Los brazos que te han llevado.



Los brazos que te han llevado,
no te dejan escapar
para volver a mi lado.

Nos separa un ancho mar
de difíciles tormentas,
y náufrago has de llegar,
si es que vuelves a mi puerta,
para quererte salvar.

Brazos que te sujetaron
para alejarte de mí,
¡a mí sí que me salvaron!...

Cuando ya no sepa de ti
¡qué bien estaré en la vida!,
cuando ya no sepa de ti.

Cuando no vuelvas a verme
y mis horas sean mías
y yo vuelva a ser quien era
lejos de tu compañía:

Cuando no te vean mis ojos,
¡qué bien me sabrá la vida!

No faltará quien se alegre...
Unos, porque no me quieran,
y alguna porque me quiere...

Tan sola no me has dejado,
que estoy conmigo y me basta
-igual que siempre lo he estado...


Concepción Méndez Cuesta.

miércoles, 11 de noviembre de 2015

Ven a mí que vas herido.





Ven a mí que vas herido
que en este lecho de sueños
podrás descansar conmigo.

Ven, que ya es la media noche
y no hay reloj del olvido
que sus campanadas vierta
en mi pecho dolorido.



Concepción Mendéz Cuesta.

martes, 23 de abril de 2013


Quisiera tener varias sonrisas de recambio.


Quisiera tener varias sonrisas de recambio
y un vasto repertorio de modos de expresarme.
O bien con la palabra, o bien con la manera,
buscar el hábil gesto que pudiera escudarme...
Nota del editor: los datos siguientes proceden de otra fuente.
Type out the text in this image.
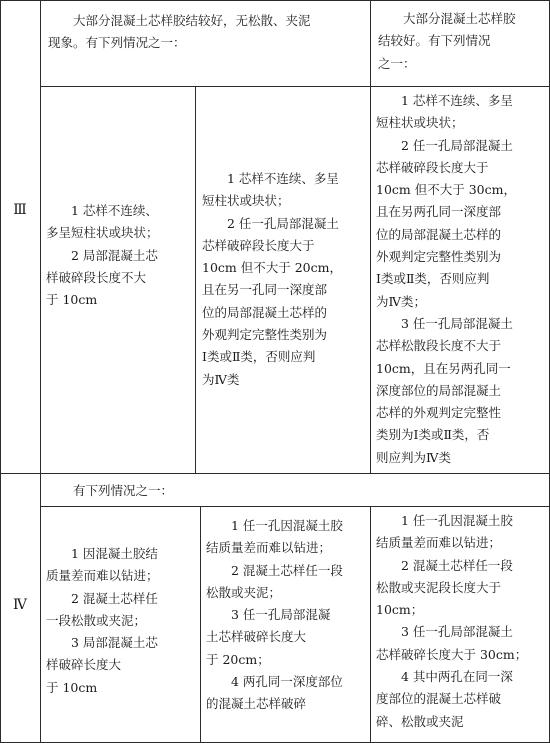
Ⅲ

大部分混凝土芯样胶结较好，无松散、夹泥
现象。有下列情况之一：

大部分混凝土芯样胶
结较好。有下列情况
之一：

1 芯样不连续、
多呈短柱状或块状；

2 局部混凝土芯
样破碎段长度不大
于 10cm

1 芯样不连续、多呈
短柱状或块状；

2 任一孔局部混凝土
芯样破碎段长度大于
10cm 但不大于 20cm，
且在另一孔同一深度部
位的局部混凝土芯样的
外观判定完整性类别为
Ⅰ类或Ⅱ类，否则应判
为Ⅳ类

1 芯样不连续、多呈
短柱状或块状；

2 任一孔局部混凝土
芯样破碎段长度大于
10cm 但不大于 30cm，
且在另两孔同一深度部
位的局部混凝土芯样的
外观判定完整性类别为
Ⅰ类或Ⅱ类，否则应判
为Ⅳ类；

3 任一孔局部混凝土
芯样松散段长度不大于
10cm，且在另两孔同一
深度部位的局部混凝土
芯样的外观判定完整性
类别为Ⅰ类或Ⅱ类，否
则应判为Ⅳ类

Ⅳ

有下列情况之一：

1 因混凝土胶结
质量差而难以钻进；

2 混凝土芯样任
一段松散或夹泥；

3 局部混凝土芯
样破碎长度大
于 10cm

1 任一孔因混凝土胶
结质量差而难以钻进；

2 混凝土芯样任一段
松散或夹泥；

3 任一孔局部混凝
土芯样破碎长度大
于 20cm；

4 两孔同一深度部位
的混凝土芯样破碎

1 任一孔因混凝土胶
结质量差而难以钻进；

2 混凝土芯样任一段
松散或夹泥段长度大于
10cm；

3 任一孔局部混凝土
芯样破碎长度大于 30cm；

4 其中两孔在同一深
度部位的混凝土芯样破
碎、松散或夹泥
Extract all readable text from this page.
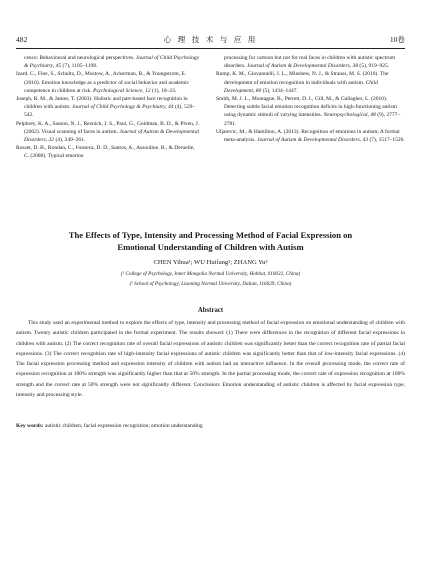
482	心 理 技 术 与 应 用	10卷

cence; Behavioural and neurological perspectives. Journal of Child Psychology & Psychiatry, 45 (7), 1185–1198.

Izard, C., Fine, S., Schultz, D., Mostow, A., Ackerman, B., & Youngstrom, E. (2010). Emotion knowledge as a predictor of social behavior and academic competence in children at risk. Psychological Science, 12 (1), 18–23.

Joseph, R. M., & James, T. (2003). Holistic and part-based face recognition in children with autism. Journal of Child Psychology & Psychiatry, 44 (4), 529–542.

Pelphrey, K. A., Sasson, N. J., Reznick, J. S., Paul, G., Goldman, B. D., & Piven, J. (2002). Visual scanning of faces in autism. Journal of Autism & Developmental Disorders, 32 (4), 249–261.

Rosset, D. B., Rondan, C., Fonseca, D. D., Santos, A., Assouline, B., & Deruelle, C. (2008). Typical emotion

processing for cartoon but not for real faces in children with autistic spectrum disorders. Journal of Autism & Developmental Disorders, 38 (5), 919–925.

Rump, K. M., Giovannelli, J. L., Minshew, N. J., & Strauss, M. S. (2010). The development of emotion recognition in individuals with autism. Child Development, 80 (5), 1434–1447.

Smith, M. J. L., Montagne, B., Perrett, D. I., Gill, M., & Gallagher, L. (2010). Detecting subtle facial emotion recognition deficits in high-functioning autism using dynamic stimuli of varying intensities. Neuropsychological, 48 (9), 2777–2781.

Uljarevic, M., & Hamilton, A. (2013). Recognition of emotions in autism; A formal meta-analysis. Journal of Autism & Developmental Disorders, 43 (7), 1517–1526.

The Effects of Type, Intensity and Processing Method of Facial Expression on
Emotional Understanding of Children with Autism
CHEN Yihua¹; WU Huifang²; ZHANG Yu²
(¹ College of Psychology, Inner Mongolia Normal University, Hohhot, 010022, China)
(² School of Psychology, Liaoning Normal University, Dalian, 116029, China)
Abstract

This study used an experimental method to explore the effects of type, intensity and processing method of facial expression on emotional understanding of children with autism. Twenty autistic children participated in the formal experiment. The results showed: (1) There were differences in the recognition of different facial expressions in children with autism. (2) The correct recognition rate of overall facial expressions of autistic children was significantly better than the correct recognition rate of partial facial expressions. (3) The correct recognition rate of high-intensity facial expressions of autistic children was significantly better than that of low-intensity facial expressions. (4) The facial expression processing method and expression intensity of children with autism had an interactive influence. In the overall processing mode, the correct rate of expression recognition at 100% strength was significantly higher than that at 50% strength. In the partial processing mode, the correct rate of expression recognition at 100% strength and the correct rate at 50% strength were not significantly different. Conclusion: Emotion understanding of autistic children is affected by facial expression type, intensity and processing style.

Key words: autistic children; facial expression recognition; emotion understanding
Y al igual que en el gesto buscar en la mentira
diferentes disfraces, bien vestir el engaño;
y poder, sin conciencia, ir haciendo a las gentes,
con sutil maniobra, la caricia del daño.

Yo quisiera ¡y no puedo! ser como son los otros,
los que pueblan el mundo y se llaman humanos:
siempre el beso en el labio, ocultando los hechos
y al final... el lavarse tan tranquilos las manos.

Concepción Méndez Cuesta.

martes, 11 de diciembre de 2012


Eran verdes como un mar...


Eran verdes como un mar,
con reflejos de alto cielo.
-¡Qué bien sabían mirar!-
unos ojos que recuerdo.

En la penumbra lucían
con una luz de misterio,
como dos claros abismos
abiertos a mil deseos.

Muchas horas tuve cerca
los ojos verdes aquellos,
que implorantes me miraban
¡y yo hacia por no verlos!

Y hoy que mirarlos quisiera,
están tan lejos..., ¡tan lejos!


Concepción Méndez Cuesta.

viernes, 13 de abril de 2012

En una tarde, como tantas tardes.



En una tarde, como tantas tardes,
y en un gran parque de ciudad lejana,
para evadirse del rumor ajeno
conmigo misma paseando estaba.

Era el frescor intenso, se veían
sobre los verdes las señales de agua,
agua primaveral que da a la tierra
cierta sensualidad que nos exalta.

En un remanso del florido parque,
junto a un banco de piedra verde y blanca,
un gran rosal lucía en la penumbra
-la tarde ese momento declinaba-.
Me senté a reposar y ancho perfume
sentí que en mis sentidos se adentraba.
y se me vino al alma extraña angustia.
El ala de un recuerdo aleteaba...
¡Ah, sí, ya. sé!... ¡Perfume de unas rosas!...
¡Otro país!... ¡El mío!... ¡Ya llegaba
a comprender por qué!...
                              ¡Era en sus brazos
donde un perfume igual yo respiraba!


Concepción Méndez Cuesta.



  Noche inicial Cerrada. Campo desnudo.  Sola la noche inerme.  El viento insinúa latidos sordos contra sus lienzos. La sombra a plomo ciñe ...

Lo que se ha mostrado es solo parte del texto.